ヴェリムの中心――かつて“禁域”と呼ばれたその場所には、巨大な環状構造が広がっていた。


石造りの祭壇、浮遊する魔力の層、そして空間の中心に佇む、銀黒の扉。


その前に立つひとりの男。

全身を黒の衣で包み、顔には仮面。

だが、彼の周囲だけ霧が穏やかに流れていた。


「……来たな。再契約者リ・コントラクターよ」


ザイデン。

かつて“霧理論”を提唱し、異界と現世をつなぐ門を開いた存在。


今や彼は、自らが創り出したこの《霧核》の管理者となっていた。


「あなたが……ザイデン」


「変わらぬ顔だ。いや、魂が変わらぬのか。

フィーネ・ラインベルク。……いや、“エリシア・アストリア”よ」


フィーネの手が、剣の柄にかかる。


「私の名前は“フィーネ”よ。たとえ過去にどんな因縁があっても、今の私の意思は私が決める」


ザイデンは、わずかに微笑んだ。


「そうか――ならば証明してもらおう。

この“霧核”に刻まれたすべての記憶と想念を前に、お前が“自分自身”でいられるかどうかを」


彼が手を上げると、背後の銀黒の扉が音を立てて開いていく。


その奥から現れたのは――


> 幾千もの記憶の残響。

失われた世界の断片。

死者たちの声。

そして、“かつてのフィーネ”自身。




「これは……!」


サティが後ろで叫ぶ。


「精神侵蝕が始まってる。

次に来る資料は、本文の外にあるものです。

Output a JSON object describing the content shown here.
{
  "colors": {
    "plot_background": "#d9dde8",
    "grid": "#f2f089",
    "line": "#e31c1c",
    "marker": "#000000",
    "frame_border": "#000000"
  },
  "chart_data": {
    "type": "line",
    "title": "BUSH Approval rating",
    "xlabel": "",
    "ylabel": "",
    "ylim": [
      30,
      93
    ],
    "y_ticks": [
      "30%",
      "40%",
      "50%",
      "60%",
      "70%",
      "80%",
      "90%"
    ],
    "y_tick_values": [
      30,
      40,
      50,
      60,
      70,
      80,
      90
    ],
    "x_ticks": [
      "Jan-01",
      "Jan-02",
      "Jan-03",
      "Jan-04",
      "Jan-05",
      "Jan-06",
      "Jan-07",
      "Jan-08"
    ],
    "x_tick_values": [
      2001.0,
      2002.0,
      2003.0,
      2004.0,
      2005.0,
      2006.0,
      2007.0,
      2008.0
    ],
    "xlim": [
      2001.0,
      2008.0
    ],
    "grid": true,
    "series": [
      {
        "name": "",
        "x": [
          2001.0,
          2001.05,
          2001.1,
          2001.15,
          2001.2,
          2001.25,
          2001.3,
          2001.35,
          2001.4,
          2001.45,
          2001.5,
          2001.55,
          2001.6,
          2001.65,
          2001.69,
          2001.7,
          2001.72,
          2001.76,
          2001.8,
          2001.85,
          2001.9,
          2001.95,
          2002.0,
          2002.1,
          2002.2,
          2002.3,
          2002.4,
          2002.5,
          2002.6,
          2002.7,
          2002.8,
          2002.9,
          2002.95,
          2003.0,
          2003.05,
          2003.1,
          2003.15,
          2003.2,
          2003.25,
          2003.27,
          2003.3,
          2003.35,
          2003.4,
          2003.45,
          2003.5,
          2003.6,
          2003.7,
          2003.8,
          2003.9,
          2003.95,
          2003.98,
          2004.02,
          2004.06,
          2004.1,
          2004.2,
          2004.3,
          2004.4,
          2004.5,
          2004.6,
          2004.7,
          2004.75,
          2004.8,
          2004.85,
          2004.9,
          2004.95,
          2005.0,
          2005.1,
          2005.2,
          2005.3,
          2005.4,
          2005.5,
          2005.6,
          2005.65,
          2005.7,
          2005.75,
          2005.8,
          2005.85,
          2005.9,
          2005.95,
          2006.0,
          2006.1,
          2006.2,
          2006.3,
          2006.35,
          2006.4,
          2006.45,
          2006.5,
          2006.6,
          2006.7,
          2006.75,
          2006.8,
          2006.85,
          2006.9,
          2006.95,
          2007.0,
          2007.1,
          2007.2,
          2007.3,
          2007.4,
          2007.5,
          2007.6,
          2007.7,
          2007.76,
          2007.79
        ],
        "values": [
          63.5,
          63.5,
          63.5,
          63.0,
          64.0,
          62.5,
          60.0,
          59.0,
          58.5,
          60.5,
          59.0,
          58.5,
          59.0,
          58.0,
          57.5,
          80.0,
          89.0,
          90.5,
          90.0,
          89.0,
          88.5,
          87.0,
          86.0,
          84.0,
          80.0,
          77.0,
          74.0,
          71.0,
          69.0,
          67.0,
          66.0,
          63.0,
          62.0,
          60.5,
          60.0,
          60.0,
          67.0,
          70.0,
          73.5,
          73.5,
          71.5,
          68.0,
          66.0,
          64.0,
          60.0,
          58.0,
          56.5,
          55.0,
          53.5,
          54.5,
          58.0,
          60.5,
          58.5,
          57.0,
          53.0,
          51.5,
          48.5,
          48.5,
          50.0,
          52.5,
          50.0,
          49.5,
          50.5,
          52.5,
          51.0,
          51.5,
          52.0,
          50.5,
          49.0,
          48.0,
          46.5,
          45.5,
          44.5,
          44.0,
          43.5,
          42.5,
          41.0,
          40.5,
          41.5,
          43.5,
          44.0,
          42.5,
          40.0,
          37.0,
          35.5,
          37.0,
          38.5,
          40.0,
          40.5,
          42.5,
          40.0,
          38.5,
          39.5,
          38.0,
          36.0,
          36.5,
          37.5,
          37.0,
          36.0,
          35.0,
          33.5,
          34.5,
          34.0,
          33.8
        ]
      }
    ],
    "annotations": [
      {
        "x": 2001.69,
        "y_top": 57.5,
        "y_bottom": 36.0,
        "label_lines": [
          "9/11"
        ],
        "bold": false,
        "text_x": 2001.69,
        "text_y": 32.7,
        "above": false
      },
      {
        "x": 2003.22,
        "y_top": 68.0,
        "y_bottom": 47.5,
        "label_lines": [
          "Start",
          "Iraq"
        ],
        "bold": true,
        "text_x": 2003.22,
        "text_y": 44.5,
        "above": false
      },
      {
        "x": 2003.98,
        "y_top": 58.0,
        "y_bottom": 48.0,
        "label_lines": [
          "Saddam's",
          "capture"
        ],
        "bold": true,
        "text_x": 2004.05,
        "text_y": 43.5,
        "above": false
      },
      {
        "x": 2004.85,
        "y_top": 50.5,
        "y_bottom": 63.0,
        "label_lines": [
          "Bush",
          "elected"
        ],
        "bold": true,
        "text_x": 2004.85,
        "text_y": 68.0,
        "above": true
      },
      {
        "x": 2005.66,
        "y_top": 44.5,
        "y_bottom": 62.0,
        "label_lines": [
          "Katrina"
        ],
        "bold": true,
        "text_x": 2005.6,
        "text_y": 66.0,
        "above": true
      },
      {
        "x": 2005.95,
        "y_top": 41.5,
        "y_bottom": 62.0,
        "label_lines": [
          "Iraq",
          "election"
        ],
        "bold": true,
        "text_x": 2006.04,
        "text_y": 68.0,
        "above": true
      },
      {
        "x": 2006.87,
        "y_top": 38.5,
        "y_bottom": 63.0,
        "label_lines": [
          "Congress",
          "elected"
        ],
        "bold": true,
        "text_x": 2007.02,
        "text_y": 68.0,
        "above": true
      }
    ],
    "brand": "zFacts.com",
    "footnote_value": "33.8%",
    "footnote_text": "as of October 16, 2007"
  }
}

これは、記憶を剥がして精神を削る“魂喰いの領域”!」


「サティ、私に任せて」


フィーネは前へ出る。

剣を構えるその姿は、もはや迷いがなかった。


「この剣は、ただ戦うためのものじゃない。

“記憶”と“想い”を受け継ぎ、未来へ繋ぐためのもの」


ザイデンの仮面が、ピキリとひび割れる。


「そうか……ならばお前に問おう。

“滅びる運命にある世界”を前にして、なお未来を信じるのか?」


「当たり前よ!」


フィーネの叫びが、霧の海を裂く。


「私は、何度でも選び続ける。

過去がどれだけ傷だらけでも、今の仲間たちと歩む未来を!」


ザイデンの瞳が、静かに冷える。


「ならば……それを証明してみせろ。

私の全てをもって、お前を拒絶しよう――」


霧が爆発し、次元の重なりが崩れる。


その空間は、もはや“現実”ではなかった。


《霧核の心臓》。

ザイデンが自らの存在を結晶化させた、異界のコアそのもの。